Narticoforo. Gerasto caro, accioché sappiate chi sia io, io son quello che ho commentato il Bellum grammaticale, la Priapeia di Virgilio; ridotte in compendio le Regole di Mancinello e del Valla; enucleati sensi profundissimi, reconditissimi e abstrusissimi di Prisciano; fatte postille e scòli alle Epistole di Cicerone: talché vòlito per ora virorum e per tutte le scole si parla di me. Ricordative che voi mi proponeste questo partito e io era piú avido rifiutarlo che accettarlo, ché alla mia prole non mancano matrimoni nella sua patria. Ma voi tanto mi sollecitaste e mi postulaste con iterati internunzi e chirografi, che mi facesti cadere; e or con le parole non s’accordano i fatti.

SCENA X.

Morfeo, Panurgo, Narticoforo, Granchio.

Morfeo. Che volete, pa... pa... padre caro?

Panurgo. Narticoforo caro, eccovi un poco di aceto, ungetevi le nari, togliete questa balla di profumi.

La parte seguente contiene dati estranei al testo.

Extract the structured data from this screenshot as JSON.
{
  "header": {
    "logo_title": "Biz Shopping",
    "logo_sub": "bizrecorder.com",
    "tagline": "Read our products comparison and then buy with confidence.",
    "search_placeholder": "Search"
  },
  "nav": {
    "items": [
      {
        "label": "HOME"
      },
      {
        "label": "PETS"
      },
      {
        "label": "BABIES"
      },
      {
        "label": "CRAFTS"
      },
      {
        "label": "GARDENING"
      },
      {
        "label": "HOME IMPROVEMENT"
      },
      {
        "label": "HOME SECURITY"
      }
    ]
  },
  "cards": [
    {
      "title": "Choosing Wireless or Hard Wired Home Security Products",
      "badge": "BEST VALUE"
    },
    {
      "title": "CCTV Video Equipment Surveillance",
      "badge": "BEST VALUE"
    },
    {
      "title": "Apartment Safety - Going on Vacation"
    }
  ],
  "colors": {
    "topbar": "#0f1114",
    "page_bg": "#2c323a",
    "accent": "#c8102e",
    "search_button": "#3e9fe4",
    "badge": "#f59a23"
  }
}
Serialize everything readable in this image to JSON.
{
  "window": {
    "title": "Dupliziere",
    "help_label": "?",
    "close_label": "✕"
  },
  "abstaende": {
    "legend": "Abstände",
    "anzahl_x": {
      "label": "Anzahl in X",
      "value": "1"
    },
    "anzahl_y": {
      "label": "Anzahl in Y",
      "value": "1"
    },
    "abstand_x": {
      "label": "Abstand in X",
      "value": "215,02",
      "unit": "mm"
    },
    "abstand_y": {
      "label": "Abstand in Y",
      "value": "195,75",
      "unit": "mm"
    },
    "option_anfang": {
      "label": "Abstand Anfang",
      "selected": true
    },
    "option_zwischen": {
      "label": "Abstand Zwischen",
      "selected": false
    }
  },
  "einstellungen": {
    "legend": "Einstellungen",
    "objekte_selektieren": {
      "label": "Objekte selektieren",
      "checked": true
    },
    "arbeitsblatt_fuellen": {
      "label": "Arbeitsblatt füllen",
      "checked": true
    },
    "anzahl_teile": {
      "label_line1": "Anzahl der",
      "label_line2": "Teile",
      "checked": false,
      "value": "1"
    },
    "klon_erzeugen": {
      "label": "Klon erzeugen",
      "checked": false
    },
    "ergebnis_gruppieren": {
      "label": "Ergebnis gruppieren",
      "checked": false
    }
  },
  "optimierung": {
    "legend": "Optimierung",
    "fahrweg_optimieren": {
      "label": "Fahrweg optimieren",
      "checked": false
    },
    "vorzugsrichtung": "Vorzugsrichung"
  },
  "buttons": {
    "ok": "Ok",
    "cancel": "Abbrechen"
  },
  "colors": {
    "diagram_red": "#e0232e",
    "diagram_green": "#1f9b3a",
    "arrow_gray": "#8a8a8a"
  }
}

Narticoforo. O mi Deus, o Iuppiter, che mostro è questo? mi incute terrore!

Panurgo. Ecco, vedetela, miratela a vostra posta.

Granchio. A me ha fatto passar la voglia di mangiare.

Panurgo. Camina qua, Cleria mia.

Morfeo. No, no po... posso, pa... padre mio.

Panurgo. Orsú, entra in casa.

Morfeo. Vo... volete altro, pa... padre caro?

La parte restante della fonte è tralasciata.